- Last Updated: 12:44 AM, August 7, 2012
- Posted: 11:05 PM, August 6, 2012
Best Buy co-founder Richard Schulze said yesterday that he wants to take the struggling electronics chain private for as much as $8.8 billion despite skepticism about whether he can line up financing for the deal.
The proposed buyout, which would be the biggest ever for a US retail chain, comes just months after Schulze resigned from the board following a scandal involving former CEO Brian Dunn, who was sent packing after an alleged affair with a female employee.
Shares of Best Buy yesterday surged $2.35, or 13.3 percent, to $19.99 — well short of Schulze’s offer, which is equal to $24 to $26 a share.
“There is no question that now is the moment of truth for Best Buy and that immediate and substantial changes are needed for the company to return to its market-leading ways,” said Schulze, who went public with his offer after Best Buy’s board recently delayed talks.
“I am deeply concerned that further delay and indecision will cause additional loss of both value and talented leaders who are now uncertain of the company’s future,” he added.

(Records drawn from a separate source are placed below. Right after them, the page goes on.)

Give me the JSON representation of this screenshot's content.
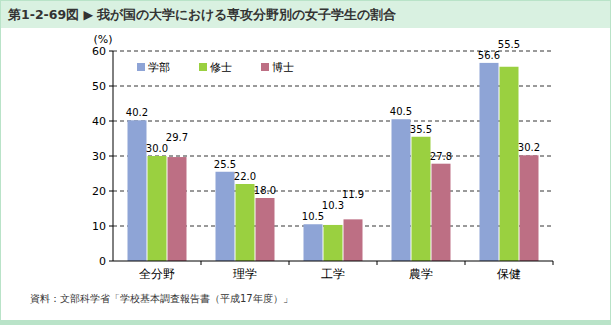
{
  "chart_data": {
    "type": "bar",
    "title": "第1-2-69図 ▶ 我が国の大学における専攻分野別の女子学生の割合",
    "y_label": "(%)",
    "source": "資料：文部科学省「学校基本調査報告書（平成17年度）」",
    "categories": [
      "全分野",
      "理学",
      "工学",
      "農学",
      "保健"
    ],
    "series": [
      {
        "name": "学部",
        "color": "#8ea4d6",
        "values": [
          40.2,
          25.5,
          10.5,
          40.5,
          56.6
        ],
        "value_labels": [
          "40.2",
          "25.5",
          "10.5",
          "40.5",
          "56.6"
        ]
      },
      {
        "name": "修士",
        "color": "#9ad040",
        "values": [
          30.0,
          22.0,
          10.3,
          35.5,
          55.5
        ],
        "value_labels": [
          "30.0",
          "22.0",
          "10.3",
          "35.5",
          "55.5"
        ]
      },
      {
        "name": "博士",
        "color": "#bd6f84",
        "values": [
          29.7,
          18.0,
          11.9,
          27.8,
          30.2
        ],
        "value_labels": [
          "29.7",
          "18.0",
          "11.9",
          "27.8",
          "30.2"
        ]
      }
    ],
    "ylim": [
      0,
      60
    ],
    "yticks": [
      0,
      10,
      20,
      30,
      40,
      50,
      60
    ],
    "grid": true,
    "legend": "top-left",
    "data_labels": true
  }
}
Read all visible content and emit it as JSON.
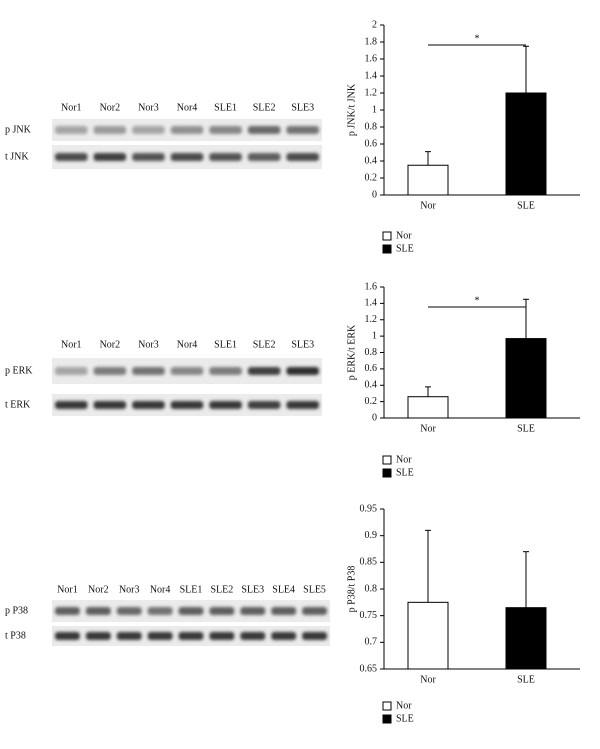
{
  "blots": [
    {
      "lanes": [
        "Nor1",
        "Nor2",
        "Nor3",
        "Nor4",
        "SLE1",
        "SLE2",
        "SLE3"
      ],
      "rows": [
        "p JNK",
        "t JNK"
      ]
    },
    {
      "lanes": [
        "Nor1",
        "Nor2",
        "Nor3",
        "Nor4",
        "SLE1",
        "SLE2",
        "SLE3"
      ],
      "rows": [
        "p ERK",
        "t ERK"
      ]
    },
    {
      "lanes": [
        "Nor1",
        "Nor2",
        "Nor3",
        "Nor4",
        "SLE1",
        "SLE2",
        "SLE3",
        "SLE4",
        "SLE5"
      ],
      "rows": [
        "p P38",
        "t P38"
      ]
    }
  ],
  "chart_data": [
    {
      "type": "bar",
      "y_label": "p JNK/t JNK",
      "categories": [
        "Nor",
        "SLE"
      ],
      "annotation": "*",
      "series": [
        {
          "name": "Nor",
          "color": "#ffffff",
          "values": [
            0.35,
            null
          ],
          "errors": [
            0.16,
            null
          ]
        },
        {
          "name": "SLE",
          "color": "#000000",
          "values": [
            null,
            1.2
          ],
          "errors": [
            null,
            0.55
          ]
        }
      ],
      "ylim": [
        0,
        2
      ],
      "yticks": [
        0,
        0.2,
        0.4,
        0.6,
        0.8,
        1,
        1.2,
        1.4,
        1.6,
        1.8,
        2
      ]
    },
    {
      "type": "bar",
      "y_label": "p ERK/t ERK",
      "categories": [
        "Nor",
        "SLE"
      ],
      "annotation": "*",
      "series": [
        {
          "name": "Nor",
          "color": "#ffffff",
          "values": [
            0.26,
            null
          ],
          "errors": [
            0.12,
            null
          ]
        },
        {
          "name": "SLE",
          "color": "#000000",
          "values": [
            null,
            0.97
          ],
          "errors": [
            null,
            0.48
          ]
        }
      ],
      "ylim": [
        0,
        1.6
      ],
      "yticks": [
        0,
        0.2,
        0.4,
        0.6,
        0.8,
        1,
        1.2,
        1.4,
        1.6
      ]
    },
    {
      "type": "bar",
      "y_label": "p P38/t P38",
      "categories": [
        "Nor",
        "SLE"
      ],
      "series": [
        {
          "name": "Nor",
          "color": "#ffffff",
          "values": [
            0.775,
            null
          ],
          "errors": [
            0.135,
            null
          ]
        },
        {
          "name": "SLE",
          "color": "#000000",
          "values": [
            null,
            0.765
          ],
          "errors": [
            null,
            0.105
          ]
        }
      ],
      "ylim": [
        0.65,
        0.95
      ],
      "yticks": [
        0.65,
        0.7,
        0.75,
        0.8,
        0.85,
        0.9,
        0.95
      ]
    }
  ]
}
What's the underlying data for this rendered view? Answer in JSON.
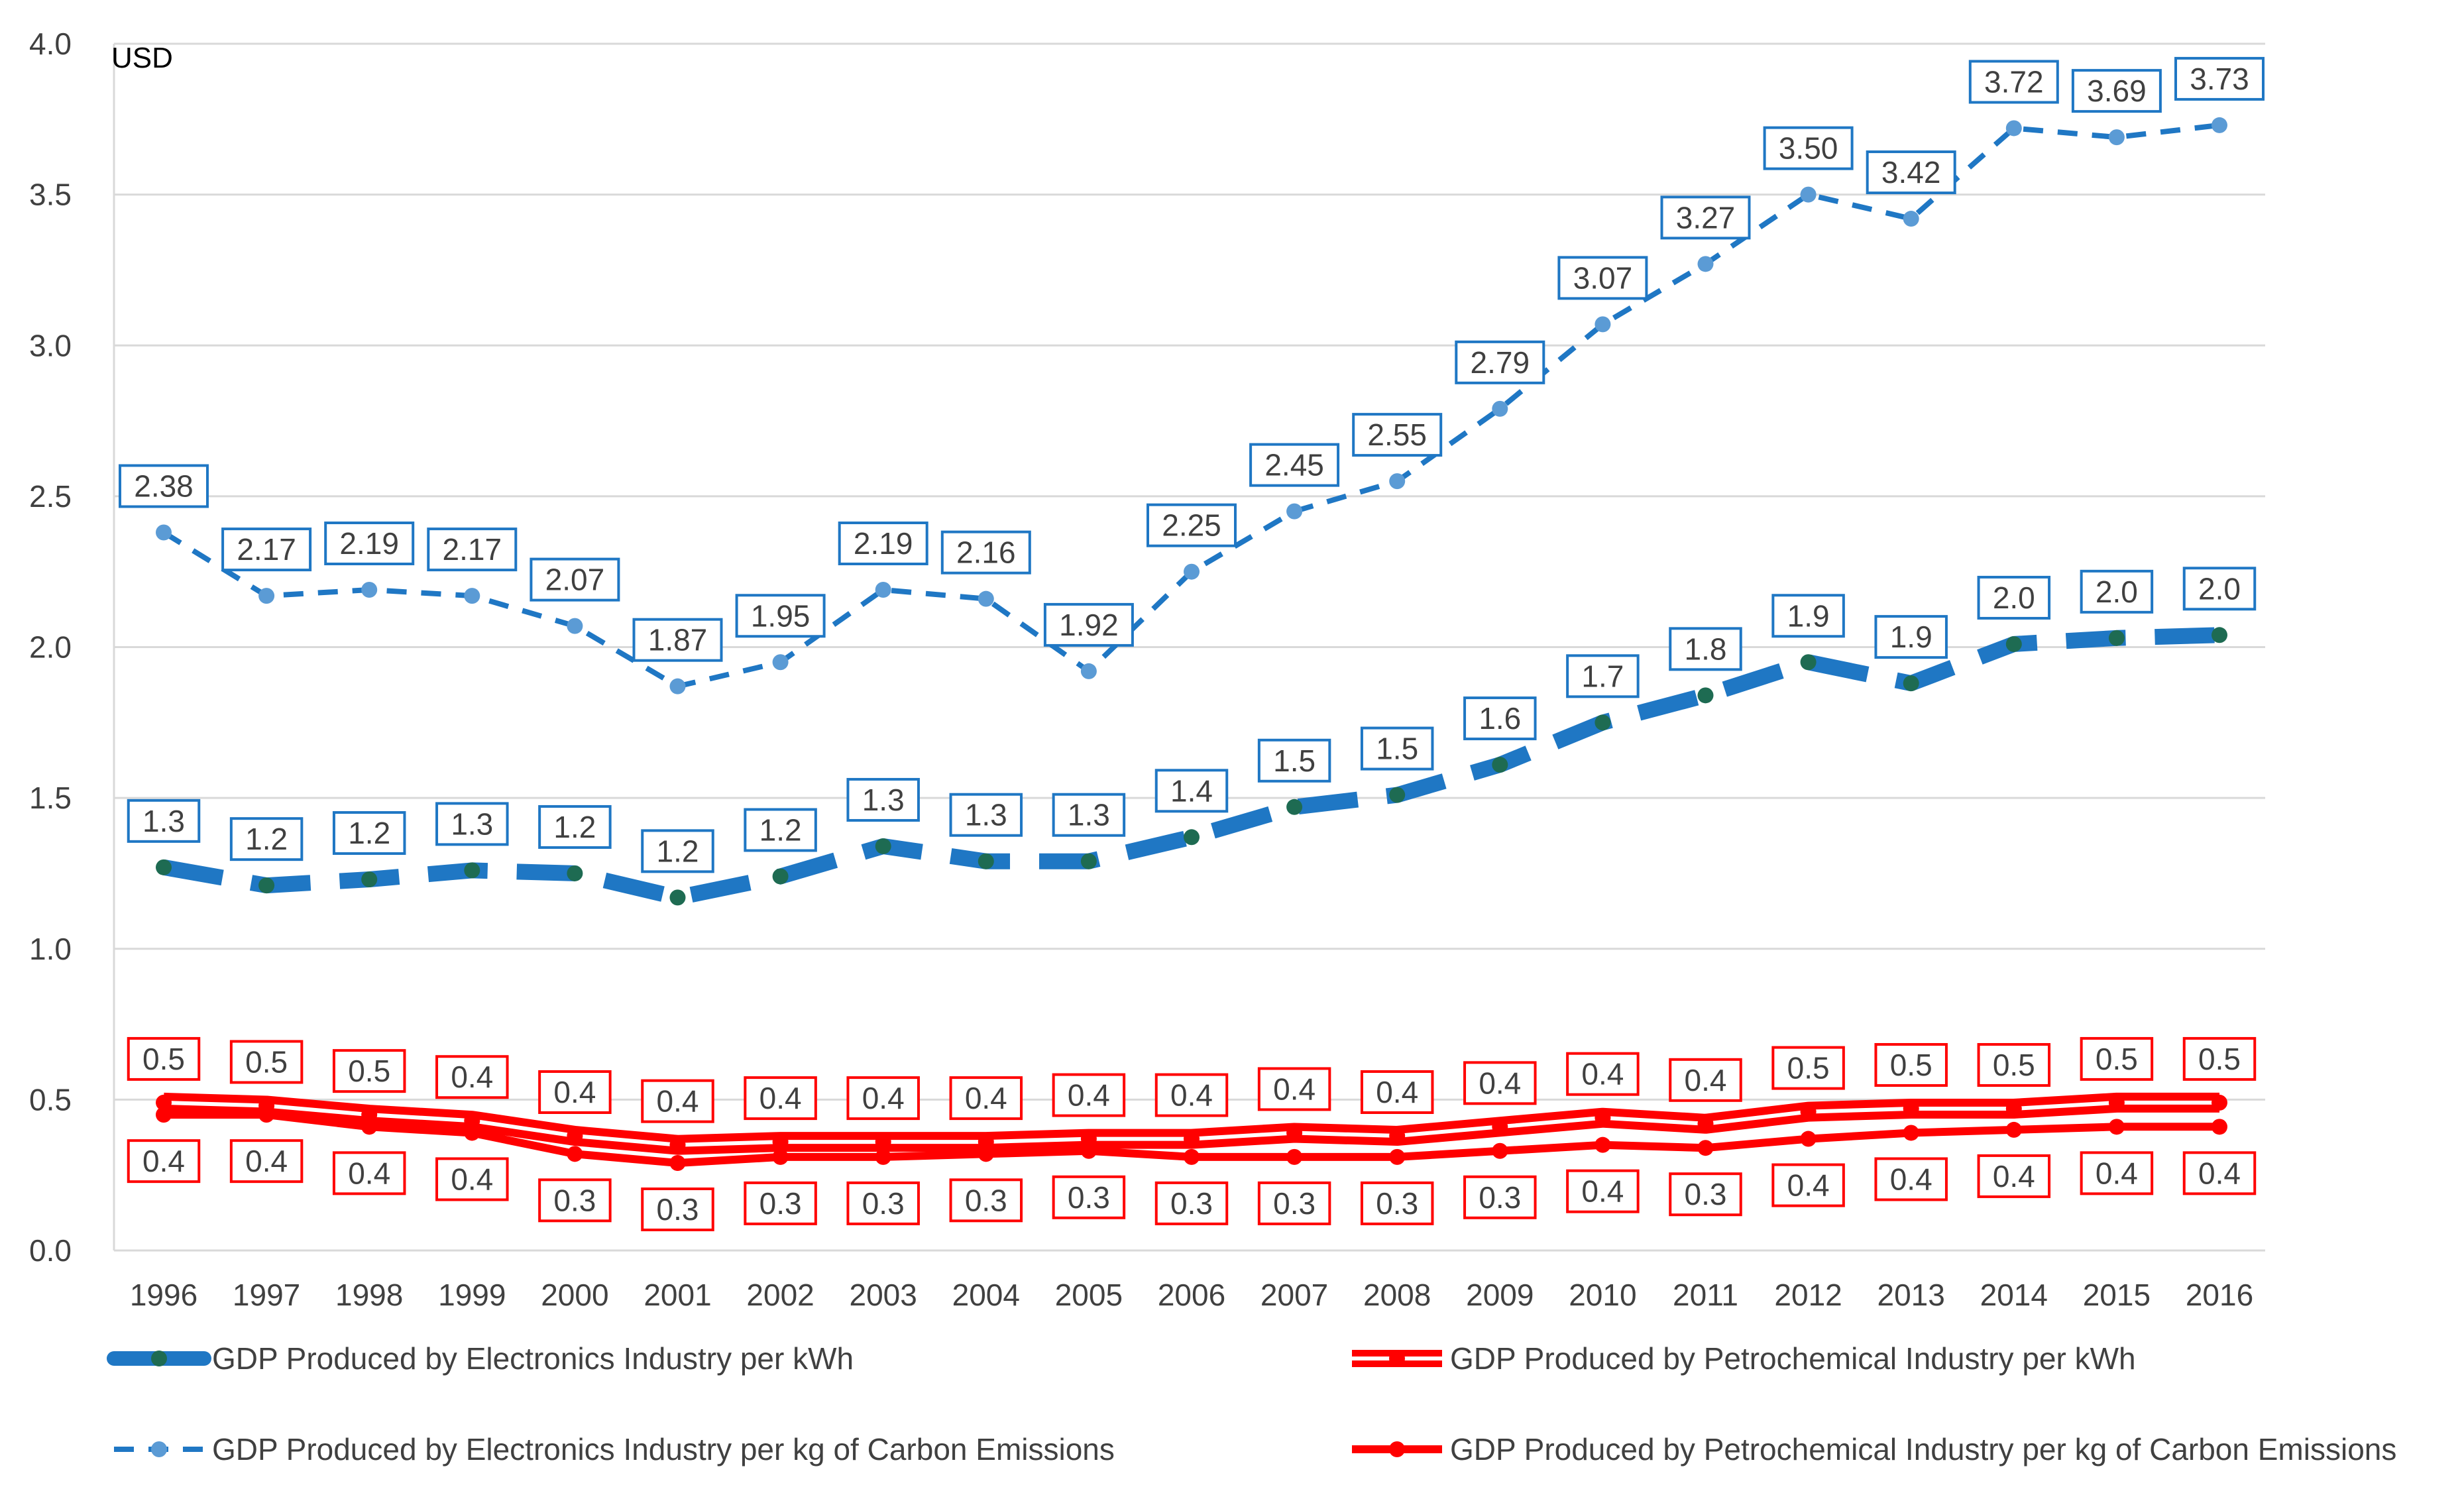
{
  "chart_data": {
    "type": "line",
    "title": "",
    "unit_label": "USD",
    "xlabel": "",
    "ylabel": "",
    "ylim": [
      0,
      4.0
    ],
    "yticks": [
      0.0,
      0.5,
      1.0,
      1.5,
      2.0,
      2.5,
      3.0,
      3.5,
      4.0
    ],
    "ytick_labels": [
      "0.0",
      "0.5",
      "1.0",
      "1.5",
      "2.0",
      "2.5",
      "3.0",
      "3.5",
      "4.0"
    ],
    "grid": true,
    "legend_position": "bottom",
    "categories": [
      "1996",
      "1997",
      "1998",
      "1999",
      "2000",
      "2001",
      "2002",
      "2003",
      "2004",
      "2005",
      "2006",
      "2007",
      "2008",
      "2009",
      "2010",
      "2011",
      "2012",
      "2013",
      "2014",
      "2015",
      "2016"
    ],
    "series": [
      {
        "name": "GDP Produced by Electronics Industry per kWh",
        "color": "#1F77C4",
        "marker_color": "#1E6B52",
        "style": "long-dash",
        "label_position": "above",
        "values": [
          1.27,
          1.21,
          1.23,
          1.26,
          1.25,
          1.17,
          1.24,
          1.34,
          1.29,
          1.29,
          1.37,
          1.47,
          1.51,
          1.61,
          1.75,
          1.84,
          1.95,
          1.88,
          2.01,
          2.03,
          2.04
        ],
        "labels": [
          "1.3",
          "1.2",
          "1.2",
          "1.3",
          "1.2",
          "1.2",
          "1.2",
          "1.3",
          "1.3",
          "1.3",
          "1.4",
          "1.5",
          "1.5",
          "1.6",
          "1.7",
          "1.8",
          "1.9",
          "1.9",
          "2.0",
          "2.0",
          "2.0"
        ]
      },
      {
        "name": "GDP Produced by Electronics Industry per kg of Carbon Emissions",
        "color": "#1F77C4",
        "marker_color": "#5B9BD5",
        "style": "short-dash",
        "label_position": "above",
        "values": [
          2.38,
          2.17,
          2.19,
          2.17,
          2.07,
          1.87,
          1.95,
          2.19,
          2.16,
          1.92,
          2.25,
          2.45,
          2.55,
          2.79,
          3.07,
          3.27,
          3.5,
          3.42,
          3.72,
          3.69,
          3.73
        ],
        "labels": [
          "2.38",
          "2.17",
          "2.19",
          "2.17",
          "2.07",
          "1.87",
          "1.95",
          "2.19",
          "2.16",
          "1.92",
          "2.25",
          "2.45",
          "2.55",
          "2.79",
          "3.07",
          "3.27",
          "3.50",
          "3.42",
          "3.72",
          "3.69",
          "3.73"
        ]
      },
      {
        "name": "GDP Produced by Petrochemical Industry per kWh",
        "color": "#FF0000",
        "marker_color": "#FF0000",
        "style": "double",
        "label_position": "above",
        "values": [
          0.49,
          0.48,
          0.45,
          0.43,
          0.38,
          0.35,
          0.36,
          0.36,
          0.36,
          0.37,
          0.37,
          0.39,
          0.38,
          0.41,
          0.44,
          0.42,
          0.46,
          0.47,
          0.47,
          0.49,
          0.49
        ],
        "labels": [
          "0.5",
          "0.5",
          "0.5",
          "0.4",
          "0.4",
          "0.4",
          "0.4",
          "0.4",
          "0.4",
          "0.4",
          "0.4",
          "0.4",
          "0.4",
          "0.4",
          "0.4",
          "0.4",
          "0.5",
          "0.5",
          "0.5",
          "0.5",
          "0.5"
        ]
      },
      {
        "name": "GDP Produced by Petrochemical Industry per kg of Carbon Emissions",
        "color": "#FF0000",
        "marker_color": "#FF0000",
        "style": "solid",
        "label_position": "below",
        "values": [
          0.45,
          0.45,
          0.41,
          0.39,
          0.32,
          0.29,
          0.31,
          0.31,
          0.32,
          0.33,
          0.31,
          0.31,
          0.31,
          0.33,
          0.35,
          0.34,
          0.37,
          0.39,
          0.4,
          0.41,
          0.41
        ],
        "labels": [
          "0.4",
          "0.4",
          "0.4",
          "0.4",
          "0.3",
          "0.3",
          "0.3",
          "0.3",
          "0.3",
          "0.3",
          "0.3",
          "0.3",
          "0.3",
          "0.3",
          "0.4",
          "0.3",
          "0.4",
          "0.4",
          "0.4",
          "0.4",
          "0.4"
        ]
      }
    ]
  }
}
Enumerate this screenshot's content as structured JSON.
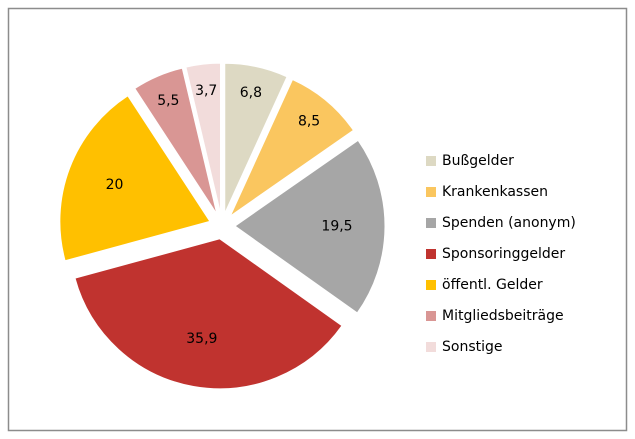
{
  "chart_data": {
    "type": "pie",
    "categories": [
      "Bußgelder",
      "Krankenkassen",
      "Spenden (anonym)",
      "Sponsoringgelder",
      "öffentl. Gelder",
      "Mitgliedsbeiträge",
      "Sonstige"
    ],
    "values": [
      6.8,
      8.5,
      19.5,
      35.9,
      20,
      5.5,
      3.7
    ],
    "value_labels": [
      "6,8",
      "8,5",
      "19,5",
      "35,9",
      "20",
      "5,5",
      "3,7"
    ],
    "colors": [
      "#ddd9c3",
      "#fac65f",
      "#a6a6a6",
      "#c0332f",
      "#ffc000",
      "#d99694",
      "#f2dcdb"
    ],
    "legend": "right"
  }
}
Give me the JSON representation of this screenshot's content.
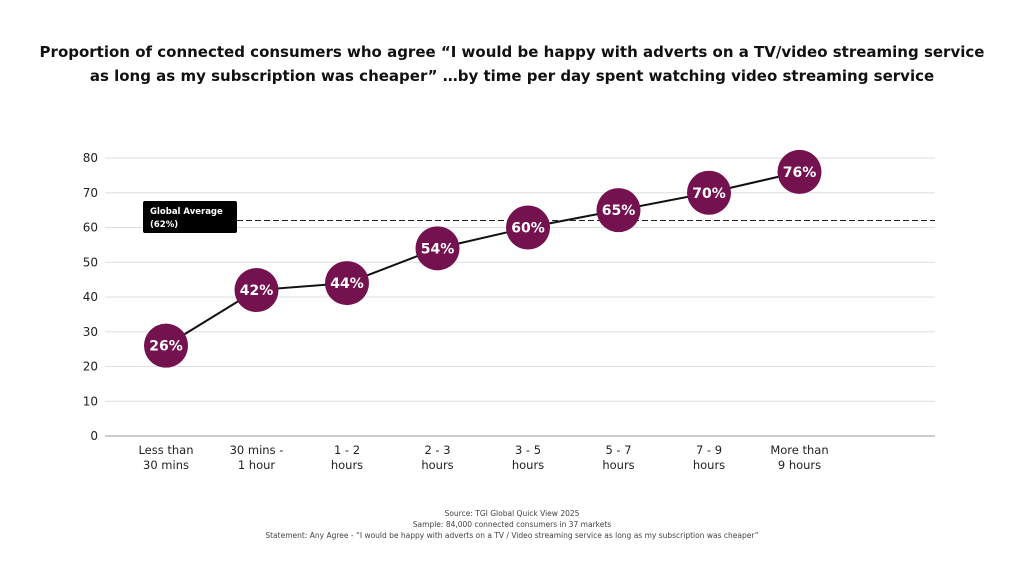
{
  "chart_data": {
    "type": "line",
    "title_lines": [
      "Proportion of connected consumers who agree “I would be happy with adverts on a TV/video streaming service",
      "as long as my subscription was cheaper” …by time per day spent watching video streaming service"
    ],
    "categories": [
      [
        "Less than",
        "30 mins"
      ],
      [
        "30 mins -",
        "1 hour"
      ],
      [
        "1 - 2",
        "hours"
      ],
      [
        "2 - 3",
        "hours"
      ],
      [
        "3 - 5",
        "hours"
      ],
      [
        "5 - 7",
        "hours"
      ],
      [
        "7 - 9",
        "hours"
      ],
      [
        "More than",
        "9 hours"
      ]
    ],
    "values": [
      26,
      42,
      44,
      54,
      60,
      65,
      70,
      76
    ],
    "data_labels": [
      "26%",
      "42%",
      "44%",
      "54%",
      "60%",
      "65%",
      "70%",
      "76%"
    ],
    "ylim": [
      0,
      80
    ],
    "yticks": [
      0,
      10,
      20,
      30,
      40,
      50,
      60,
      70,
      80
    ],
    "grid": "horizontal",
    "reference_line": {
      "value": 62,
      "label_lines": [
        "Global Average",
        "(62%)"
      ],
      "style": "dashed"
    },
    "colors": {
      "marker": "#74114f",
      "line": "#111111",
      "grid": "#dddddd",
      "reference_box": "#000000"
    }
  },
  "footer": {
    "source": "Source: TGI Global Quick View 2025",
    "sample": "Sample: 84,000 connected consumers in 37 markets",
    "statement": "Statement: Any Agree - “I would be happy with adverts on a TV / Video streaming service as long as my subscription was cheaper”"
  }
}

Schulze said he has devised a turnaround plan for the struggling retailer, whose business has plummeted as shoppers increasingly use its big stores as “showrooms” to check out TVs, digital cameras and other gadgets before buying them at cheaper prices online.
In a statement, Schulze said his adviser, Credit Suisse, is “highly confident it can arrange the necessary debt financing” to get the deal done.
But insiders said finding partners who will shell out cash will be trickier. Schulze, the largest shareholder with a 20 percent stake in the company, has pledged his $1 billion in shares toward the deal.
But the retail entrepreneur would still have to raise another $2 billion in cash to complete a deal, and private-equity firms don’t appear to be especially interested, according to banking sources.
Best Buy confirmed it had received Schulze’s offer and said it would discuss it with advisers, including JPMorgan and Goldman Sachs.